My (current) preferred interview format is to cook up an open-ended simulation of a real task that the role would entail, oftentimes far larger than I could reasonably expect anyone to complete within an hour. I'll make a GitHub repo with some starter code and/or docs, give them the lowdown, ask them to share their screen, and watch them complete the task, letting them use any language and tools they want, including AI.
Ref checks are very good. They're pretty low effort and quite high signal - you should do them in the final stages when you're choosing a winner from among your best candidates.
Onboarding new hires
My preferred approach is what I call the "onboarding ladder" - a series of progressively challenging tasks in three categories:
- Bronze: Small, little to no context required. Designed to introduce the new hire to the low-level aspects of the thing they're going to be owning. These will tend to be things like adding logs, fixing low-context bugs, and small refactors improving code clarity. These tickets should be written in the form "here is a thing that should be done - do it".
- Silver: Small, some context required. Designed to introduce the new hire to how things they learned about in the bronze bracket interact with each other. These will tend to be things like fixing small code changes, mid-context bugs, and implementing small features. These tickets should be written in the form "here's a problem, and here's one or more recommended ways to solve it".
- Gold: Medium-size, high-context required. Designed to enable the new hire and allow them to demonstrate they have acquired the requisite context to be delegated real things. These will be "actual tasks" that require higher-order decision making, potentially some design too.
The objective for the first one to two weeks is for the new hire to complete a gold-level task as quickly as possible. Once they complete a gold task, they've acquired sufficient context to be considered "onboarded", and they're done with the ladder.

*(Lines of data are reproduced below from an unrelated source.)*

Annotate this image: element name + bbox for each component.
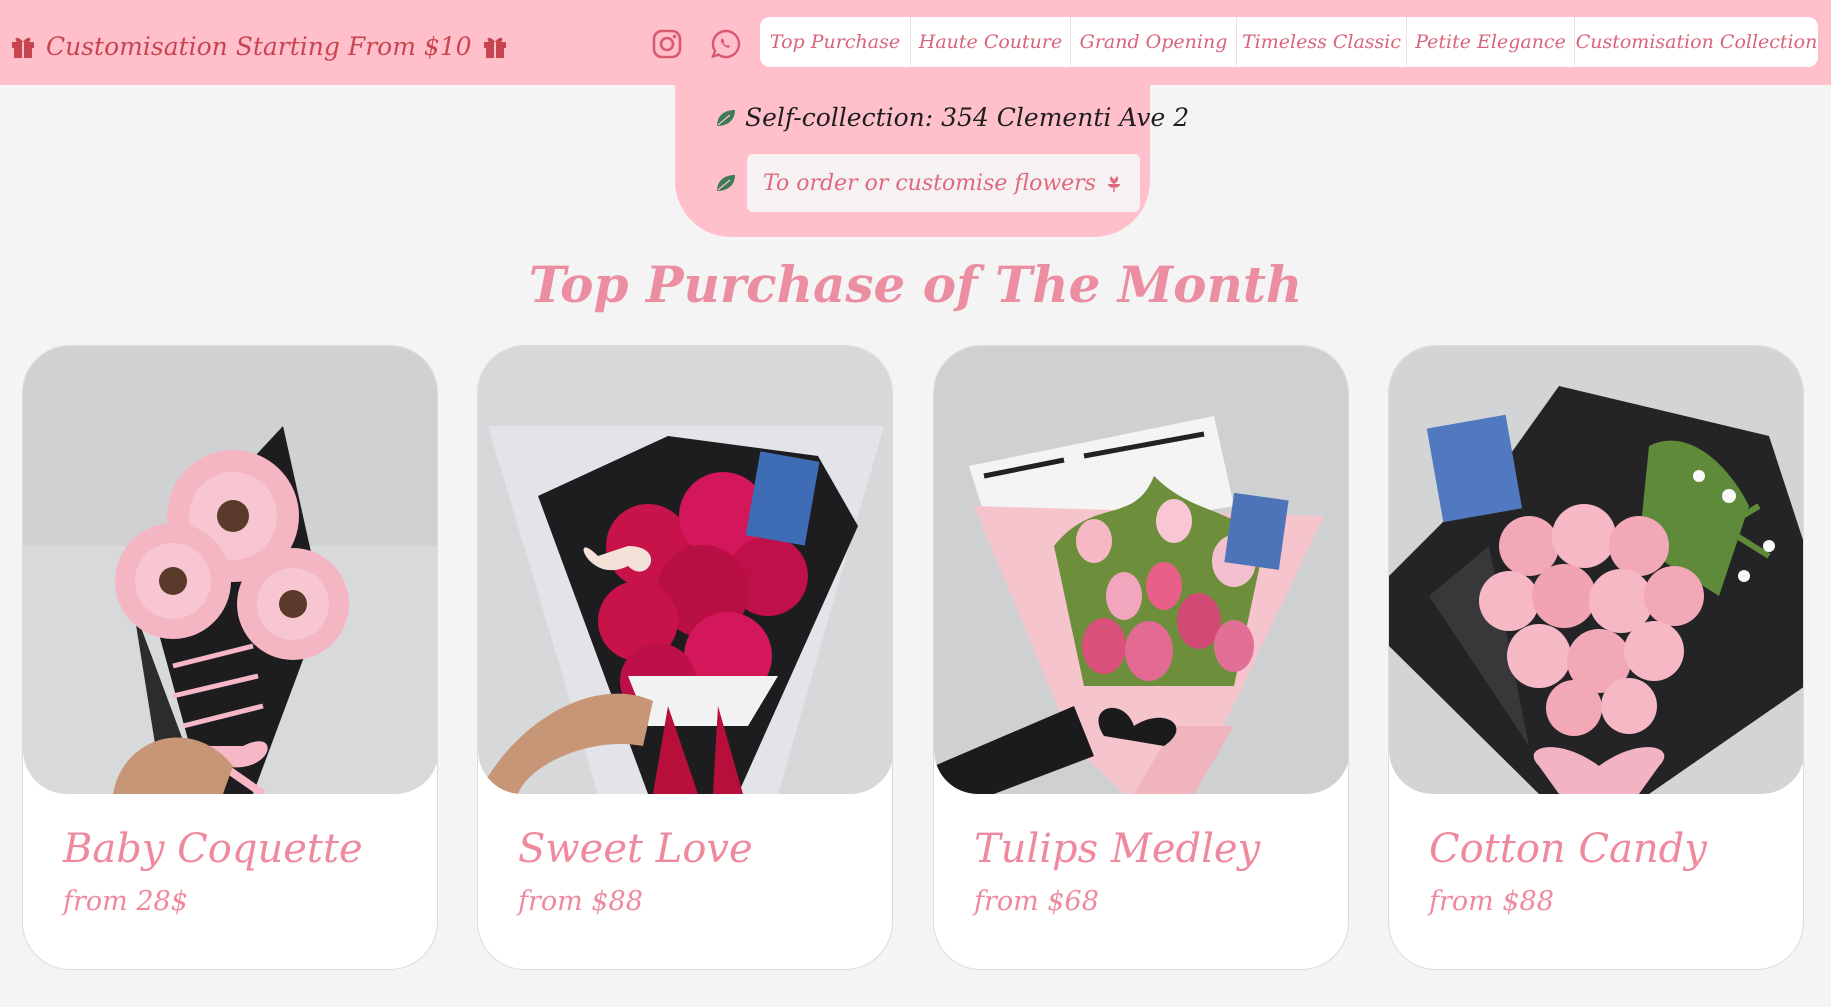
store-info-panel: Self-collection: 354 Clementi Ave 2 To o… <box>675 85 1189 237</box>
product-price: from $88 <box>1429 886 1554 917</box>
gift-icon <box>483 37 506 58</box>
top-bar: Customisation Starting From $10 Top Purc… <box>0 0 1831 85</box>
section-title: Top Purchase of The Month <box>528 255 1303 314</box>
nav-timeless-classic[interactable]: Timeless Classic <box>1237 17 1407 67</box>
main-nav: Top Purchase Haute Couture Grand Opening… <box>760 17 1818 67</box>
product-info: Baby Coquette from 28$ <box>63 826 417 917</box>
order-customise-button[interactable]: To order or customise flowers <box>747 154 1140 212</box>
promo-text: Customisation Starting From $10 <box>46 31 472 61</box>
product-price: from 28$ <box>63 886 188 917</box>
product-card[interactable]: Tulips Medley from $68 <box>933 345 1349 970</box>
product-name: Baby Coquette <box>63 826 363 872</box>
product-name: Tulips Medley <box>974 826 1261 872</box>
product-card[interactable]: Sweet Love from $88 <box>477 345 893 970</box>
product-name: Sweet Love <box>518 826 753 872</box>
nav-petite-elegance[interactable]: Petite Elegance <box>1407 17 1575 67</box>
product-price: from $68 <box>974 886 1099 917</box>
product-name: Cotton Candy <box>1429 826 1707 872</box>
gift-icon <box>12 37 34 58</box>
product-photo <box>934 346 1348 794</box>
nav-haute-couture[interactable]: Haute Couture <box>911 17 1071 67</box>
whatsapp-icon <box>711 29 741 59</box>
product-photo <box>478 346 892 794</box>
product-card[interactable]: Baby Coquette from 28$ <box>22 345 438 970</box>
product-info: Sweet Love from $88 <box>518 826 872 917</box>
promo-banner: Customisation Starting From $10 <box>10 26 508 66</box>
self-collection-line: Self-collection: 354 Clementi Ave 2 <box>715 103 1189 132</box>
leaf-icon <box>717 109 735 126</box>
instagram-icon <box>652 29 682 59</box>
product-info: Cotton Candy from $88 <box>1429 826 1783 917</box>
order-line: To order or customise flowers <box>715 154 1140 212</box>
nav-grand-opening[interactable]: Grand Opening <box>1071 17 1237 67</box>
flower-icon <box>1107 176 1120 192</box>
nav-customisation-collection[interactable]: Customisation Collection <box>1575 17 1818 67</box>
instagram-link[interactable] <box>647 24 687 64</box>
order-button-label: To order or customise flowers <box>763 170 1096 196</box>
leaf-icon <box>717 175 735 191</box>
product-info: Tulips Medley from $68 <box>974 826 1328 917</box>
product-card[interactable]: Cotton Candy from $88 <box>1388 345 1804 970</box>
product-price: from $88 <box>518 886 643 917</box>
nav-top-purchase[interactable]: Top Purchase <box>760 17 911 67</box>
product-photo <box>23 346 437 794</box>
product-photo <box>1389 346 1803 794</box>
self-collection-text: Self-collection: 354 Clementi Ave 2 <box>745 103 1190 132</box>
whatsapp-link[interactable] <box>706 24 746 64</box>
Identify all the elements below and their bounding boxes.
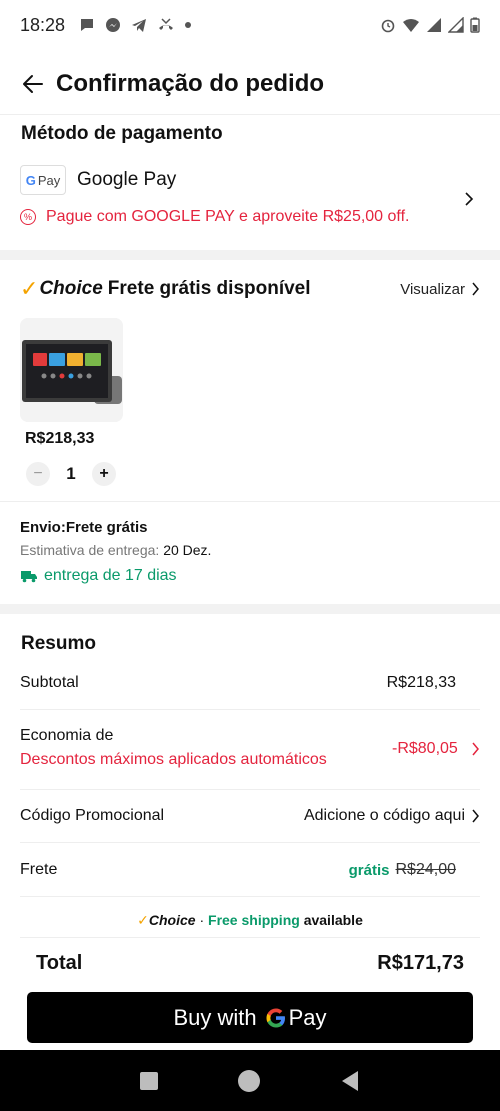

The goal of this exercise is not for the new hire to complete as many tasks as possible. If tasks in the current bracket are too "easy", they should move up a bracket.
A good rule of thumb is that, on average, the new hire should be roughly 50% confident in what they're doing. If it's too easy, they're not learning enough, and they should skip to the next bracket. If it's too hard, they're also not learning enough, so they should drop down a bracket.
As for numbers, I typically assign 5-10 bronze tasks, 3-5 silver tasks, and 1-2 gold tasks.
Engineering practices
Context should flow, complexity should not.
Don't hide complexity - if you can't eliminate or contain it, communicate it.
Super-DRY Clean Code style programming is a viral disease you should not let into your codebase. This is more an IC thing than a management thing, but I'm including it here because it's so bad that it makes it nigh-impossible for context to flow, which is a management thing.